In addition to business law courses, I teach torts. For the past decade or so or so, we have heard talk of the "Tort Crisis." Although much empirical research has gone in to analyzing exactly how much of a tort crisis there is and how tort reforms have improved the system, the basic rhetoric of the tort crisis is that the tort system is/was broken. Left to the common law of torts, litigation would have been pursued and been successful that would have caused some parties great financial pain. And some of these parties, defendants, would have been repeat receivers of this pain. So, left to the existing system of tort law, claims against various manufacturers, professions and other repeat defendants would have resulted in enormous judgments or settlement payouts that would have crippled, even bankrupted, certain firms and institutions. The reforms, then, were meant to rewrite tort law to avoid these outcomes. Of course, it wasn't just that the outcomes would have meant financial ruin to defendants. That's not justification enough to change the law. The old system didn't allocate risk well. The old system would have compensated those that were undeserving and exacted compensation from those who weren't at fault. The old system did not anticipate our modern world, with modern risks. The presence of insurance into a system that had not anticipated it skewed both incentives to sue and incentives to be overly cautious. The system was in crisis, and there was need for overhaul. Even in midstream. Torts is not without examples of legislation that affected pending litigation as well as future litigation.

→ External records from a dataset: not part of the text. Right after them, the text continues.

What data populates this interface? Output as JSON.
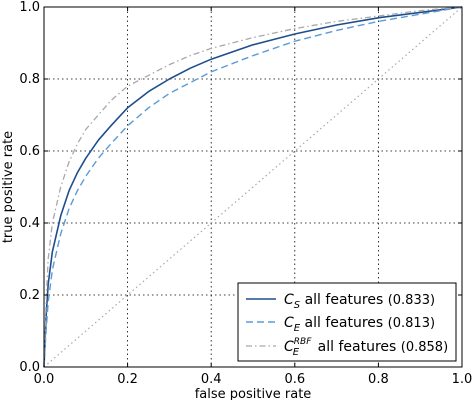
{
  "chart_data": {
    "type": "line",
    "xlabel": "false positive rate",
    "ylabel": "true positive rate",
    "xlim": [
      0.0,
      1.0
    ],
    "ylim": [
      0.0,
      1.0
    ],
    "xticks": [
      "0.0",
      "0.2",
      "0.4",
      "0.6",
      "0.8",
      "1.0"
    ],
    "yticks": [
      "0.0",
      "0.2",
      "0.4",
      "0.6",
      "0.8",
      "1.0"
    ],
    "grid": true,
    "legend_position": "lower-right",
    "colors": {
      "cs": "#1f4e8c",
      "ce": "#5b9bd5",
      "ce_rbf": "#a9a9a9",
      "diagonal": "#a9a9a9"
    },
    "series": [
      {
        "name": "C_S all features",
        "label_sym": "C",
        "label_sub": "S",
        "label_sup": "",
        "label_text": " all features ",
        "auc": "(0.833)",
        "style": "solid",
        "x": [
          0,
          0.005,
          0.01,
          0.02,
          0.04,
          0.06,
          0.08,
          0.1,
          0.13,
          0.16,
          0.2,
          0.25,
          0.3,
          0.35,
          0.4,
          0.5,
          0.6,
          0.7,
          0.8,
          0.9,
          1.0
        ],
        "y": [
          0,
          0.14,
          0.23,
          0.32,
          0.42,
          0.49,
          0.54,
          0.58,
          0.63,
          0.67,
          0.72,
          0.765,
          0.8,
          0.83,
          0.855,
          0.895,
          0.925,
          0.95,
          0.97,
          0.985,
          1.0
        ]
      },
      {
        "name": "C_E all features",
        "label_sym": "C",
        "label_sub": "E",
        "label_sup": "",
        "label_text": " all features ",
        "auc": "(0.813)",
        "style": "dashed",
        "x": [
          0,
          0.005,
          0.01,
          0.02,
          0.04,
          0.06,
          0.08,
          0.1,
          0.13,
          0.16,
          0.2,
          0.25,
          0.3,
          0.35,
          0.4,
          0.5,
          0.6,
          0.7,
          0.8,
          0.9,
          1.0
        ],
        "y": [
          0,
          0.1,
          0.18,
          0.27,
          0.37,
          0.44,
          0.49,
          0.53,
          0.58,
          0.62,
          0.67,
          0.72,
          0.76,
          0.79,
          0.82,
          0.865,
          0.905,
          0.935,
          0.96,
          0.98,
          1.0
        ]
      },
      {
        "name": "C_E^RBF all features",
        "label_sym": "C",
        "label_sub": "E",
        "label_sup": "RBF",
        "label_text": " all features ",
        "auc": "(0.858)",
        "style": "dashdot",
        "x": [
          0,
          0.005,
          0.01,
          0.02,
          0.04,
          0.06,
          0.08,
          0.1,
          0.13,
          0.16,
          0.2,
          0.25,
          0.3,
          0.35,
          0.4,
          0.5,
          0.6,
          0.7,
          0.8,
          0.9,
          1.0
        ],
        "y": [
          0,
          0.18,
          0.3,
          0.4,
          0.5,
          0.57,
          0.62,
          0.66,
          0.7,
          0.74,
          0.78,
          0.81,
          0.84,
          0.865,
          0.885,
          0.915,
          0.94,
          0.96,
          0.975,
          0.99,
          1.0
        ]
      }
    ]
  }
}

In October, I was at a Torts conference and someone said, "Why do we hear of Torts Crises, but not a Contracts crisis?" My response in October is my response now: we are in a Contract Crisis. In the current financial situation, the common law of contracts, if applied, would result in consequences that would cause financial pain to many folks. And some of those folks would be repeat recipients of pain. The common law of contracts generally enforces written contracts with good consideration that are unambiguous where there is no unconscionability or fraud, etc. So, then, a lot of contracts in place now would be enforced to someone's peril. Homeowners would be allowed to "put" their underwater homes to their mortgagors; mortgagors would be allowed to foreclose and evict defaulting homeowners; credit default swaps would have to be settled; mortgage-backed securities would be in default; institutions would default on covenants in other agreements; employees of institutions would receive the bonuses that were in their employment agreements; unionized employees would be entitled to the benefits of their collective bargaining agreements. However, in a piecemeal fashion, government is stepping in. However, government (the legislative and executive branches of it) isn't "rewriting contracts," as the media announces. Government is "rewriting contract law," much in the same way it has been rewriting tort law. Perhaps the parties to the contracts did not anticipate the future, with its (unforeseeable?) risks. Perhaps the current system of contract law, while anticipating mistakes and Acts of God and changed circumstances, couldn't anticipate panic and market snowballs. And we will even argue that this is necessary because some are "undeserving" and some are "blameless." We will talk about universal consequences. We will talk of how rewriting contract law is necessary to save industries/institutions/markets.
I think there is a lot to think about here, and I've just started ruminating.